Le attese non sembrano essere andate deluse. Sotto la pioggia battente e continua, con una Piazza Duomo gremita e cinta quasi d’assedio dalle forze dell’ordine, l’atto fondatore dell’ “Internazionale sovranista” può dirsi compiuto. Va dato atto a Matteo Salvini, sempre più impelagato apparentemente nella kermesse quotidiana con i Cinque Stelle, di aver dato prova di aver capito che la vera mossa del cavallo, l’unico modo di uscire dallo stallo per una Lega vincente in Patria solo nelle urne ma non nel potere effettivo, era quella di gettare uno sguardo oltre i propri confini.
O, meglio, di stringere un’alleanza con gli altri movimenti che si richiamano a un’altra idea
di Europa rispetto a quella che si incarna oggi nel potere di Bruxelles. La manifestazione di Milano può perciò ben considerarsi, come ha detto Marine Le Pen, “l’atto fondatore di una rivoluzione pacifica e democratica tesa a ridare libertà ai popoli e alle nazioni d’Europa”. Un concetto ribadito da Matteo Salvini che ha usato con molta accortezza non solo le parole, ma anche i nomi dei riferimenti culturali che a suo dire devono essere propri del “sovranismo” europeo.
Dalla citazione di Chesterton ai nomi dei papi Giovanni Paolo II e Benedetto VI, fino al generale Charles De Gaulle e a Margareth Thatcher, il pantheon salviniano delinea un’idea di Europa conservatrice nel senso classico del termine e con una forte impronta cristiano-cattolica. “Non un’Europa di ultradestra ma del buonsenso”, come il leader leghista l’ha definita. Particolarmente interessanti sono stati in quest’ottica sia la connessione stretta istituita da Salvini fra il controllo dell’emigrazione e la necessità di fermare l’avanzata dell’Islam, che a me sembra non era mai avvenuta con tanta chiarezza precedentemente; sia la distinzione netta fra le politiche liberiste e quelle neoliberiste.
Ad un attacco duro alle forze finanziarie che dominano il mondo, e anche quindi l’Unione Europeacome espressione di caste autoreferenziali, non si sono opposte politiche socialiste o welfariste ma proprio quel liberismo del piccolo produttore che era la cifra dell’ideale thatcheriano: una sorta di liberalismo popolare ove il taglio delle tasse, su cui pure il leader leghista ha insistito, è richiesto non per meglio attuare politiche di deregulation a livello globale ma per aiutare quella crescita continua e equilibrata che solo sul ceto medio, oggi appunto tartassato, può basarsi.
Il voler poi mettere al centro dell’Europa diversa a cui si pensa, nel segno degli opportumamente citati Padri fondatori, il Parlamento europeo garantisce dell’assoluta democraticità del niovo assetto immaginato.

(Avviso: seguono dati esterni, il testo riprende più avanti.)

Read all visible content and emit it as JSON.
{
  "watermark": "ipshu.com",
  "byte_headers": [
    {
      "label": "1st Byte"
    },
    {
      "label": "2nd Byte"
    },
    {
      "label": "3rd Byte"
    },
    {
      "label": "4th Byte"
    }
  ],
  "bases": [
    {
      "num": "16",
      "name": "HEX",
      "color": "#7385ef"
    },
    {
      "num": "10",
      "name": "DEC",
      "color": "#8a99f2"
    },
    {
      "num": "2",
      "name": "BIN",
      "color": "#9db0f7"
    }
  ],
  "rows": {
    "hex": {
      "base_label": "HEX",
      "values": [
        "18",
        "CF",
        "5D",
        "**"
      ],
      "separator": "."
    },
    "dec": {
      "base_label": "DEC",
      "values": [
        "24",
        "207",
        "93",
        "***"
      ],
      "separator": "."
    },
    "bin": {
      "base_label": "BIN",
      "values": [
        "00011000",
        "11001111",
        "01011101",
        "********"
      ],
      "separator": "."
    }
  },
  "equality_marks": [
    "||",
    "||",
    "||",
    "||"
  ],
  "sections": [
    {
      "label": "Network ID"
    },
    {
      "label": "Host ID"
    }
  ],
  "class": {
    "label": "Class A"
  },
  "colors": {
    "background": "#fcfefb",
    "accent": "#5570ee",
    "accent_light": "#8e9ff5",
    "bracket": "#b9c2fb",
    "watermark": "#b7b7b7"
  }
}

Un assetto che esalti e non soffochi le diversità fra i popoli europei, ma la canalizzi verso quei comuni valori che distinguono il nostro continenti dagli altri. Salvini ha detto che non accetterà mai che il nostro continente si arrenda all’avanzare di una
“religione per cui la donna vale meno dell’uomo”.
Un’affermazione assolutamente “femminista”, che dimostra ancora una volta come il cleavagedestra-sinistra, con il femminismo collocato nel secondo polo, sia insufficiente per capire la politica dei nostri tempi. La piena adesione alla politica di Donald Trump fuga poi ogni dubbio su presunte alleanze forti con il leader russo Vladimir Putin. Si può essere d’accordo o no con le idee di Salvini, ma a me sembra che, dopo Milano, il suo progetto politico sia diventato più chiaro e coerente. Forse un anno di governo a questo soprattutto è servito.